Other Ways to Get Online
With most carriers, a direct unlimited smartphone or tablet plan can include a hotspot capability, but this is included with the assumption you already have a permanent internet carrier for your home or office needs. This assumption is made and idealized because carriers do not want consumers using hotspot plans to replace permanent internet plans. But, if we think back again to those who live a mobile or travel-focused lifestyle, a permanent hotspot capability plan is just what they need.
Cellular data is often the primary source of connection for mobile living or travel-focused folks, particularly through the use of a mobile hotspot. These hotspots allow phones, laptops, streaming devices, and any other device with internet connectivity to access the internet through a device with a hotspot data plan.
But what are the different types of hotspot connectivity? And what are its restrictions?
The first is one we have already been talking about: mobile hotspots. A personal mobile hotspot uses the cellular connection from a smartphone or tablet as the modem for other laptops, tablets, phones, or other streaming devices to get connected online. A smartphone or tablet would allow this connectivity through creating a mobile WiFi hotspot that is open for other devices to use.
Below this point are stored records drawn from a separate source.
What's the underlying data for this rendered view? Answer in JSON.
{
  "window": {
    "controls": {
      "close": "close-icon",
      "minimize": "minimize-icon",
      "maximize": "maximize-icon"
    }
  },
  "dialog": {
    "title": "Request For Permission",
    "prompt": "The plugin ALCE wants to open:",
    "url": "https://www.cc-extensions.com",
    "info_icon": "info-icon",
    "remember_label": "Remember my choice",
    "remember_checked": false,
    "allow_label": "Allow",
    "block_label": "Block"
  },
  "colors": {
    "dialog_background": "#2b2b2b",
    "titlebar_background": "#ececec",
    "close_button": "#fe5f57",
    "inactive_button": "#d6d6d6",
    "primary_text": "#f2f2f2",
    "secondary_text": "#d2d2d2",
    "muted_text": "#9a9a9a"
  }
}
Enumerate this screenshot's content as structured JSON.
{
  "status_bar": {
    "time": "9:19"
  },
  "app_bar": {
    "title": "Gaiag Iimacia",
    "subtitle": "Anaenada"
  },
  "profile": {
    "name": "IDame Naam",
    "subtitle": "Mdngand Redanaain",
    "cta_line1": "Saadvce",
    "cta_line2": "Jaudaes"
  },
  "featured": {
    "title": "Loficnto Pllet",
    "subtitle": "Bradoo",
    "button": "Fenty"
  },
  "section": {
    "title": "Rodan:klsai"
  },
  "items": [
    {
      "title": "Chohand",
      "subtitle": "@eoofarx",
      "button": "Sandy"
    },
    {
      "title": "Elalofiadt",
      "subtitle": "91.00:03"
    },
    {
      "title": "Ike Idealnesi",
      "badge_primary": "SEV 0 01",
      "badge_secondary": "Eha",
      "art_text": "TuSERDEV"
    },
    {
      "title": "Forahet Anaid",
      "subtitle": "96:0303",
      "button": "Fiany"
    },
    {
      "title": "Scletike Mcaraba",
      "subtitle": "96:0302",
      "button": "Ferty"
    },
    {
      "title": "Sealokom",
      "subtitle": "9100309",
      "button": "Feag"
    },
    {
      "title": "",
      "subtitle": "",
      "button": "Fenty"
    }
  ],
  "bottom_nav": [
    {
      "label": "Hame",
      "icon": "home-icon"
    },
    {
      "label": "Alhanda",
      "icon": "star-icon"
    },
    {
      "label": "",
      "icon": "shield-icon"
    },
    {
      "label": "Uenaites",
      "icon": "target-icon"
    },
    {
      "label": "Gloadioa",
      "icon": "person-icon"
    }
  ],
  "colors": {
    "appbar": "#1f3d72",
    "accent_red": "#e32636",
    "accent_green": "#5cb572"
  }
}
The second form of this is tethering. Tethering allows the same connectivity as a mobile hotspot but requires a USB cable for connection. The cable would attach directly to the phone/tablet to a computer or router.
The main similarity with these is how the carriers treat them: they are both categorized in terms of how the data is used. For many smartphone and tablet plans, their “unlimited” plans are, as you can probably guess, actually limited. This limit is placed on the data usage and restricts how much data can be allotted for hot spot use at high speeds before being slowed way down to crawling speeds. And some plans do not have any inclusion of hotspot data at high speeds or allow hotspot use at all. Furthermore, if a particular carrier does offer a device specifically for hotspot usage (like a MiFi or similar routing device), there may be a restriction on that line, even if it is an unlimited data plan.
Here’s the bottom line – if you regularly use more data than the highest ‘limited’ allowance on your plan then having an unlimited play would give you a safety net, and likely sav you some money. My caution is to read the fine print, make sure you understand of tethering and what rules apply, as well as if any fair usage clauses apply. Be informed so you are surprised.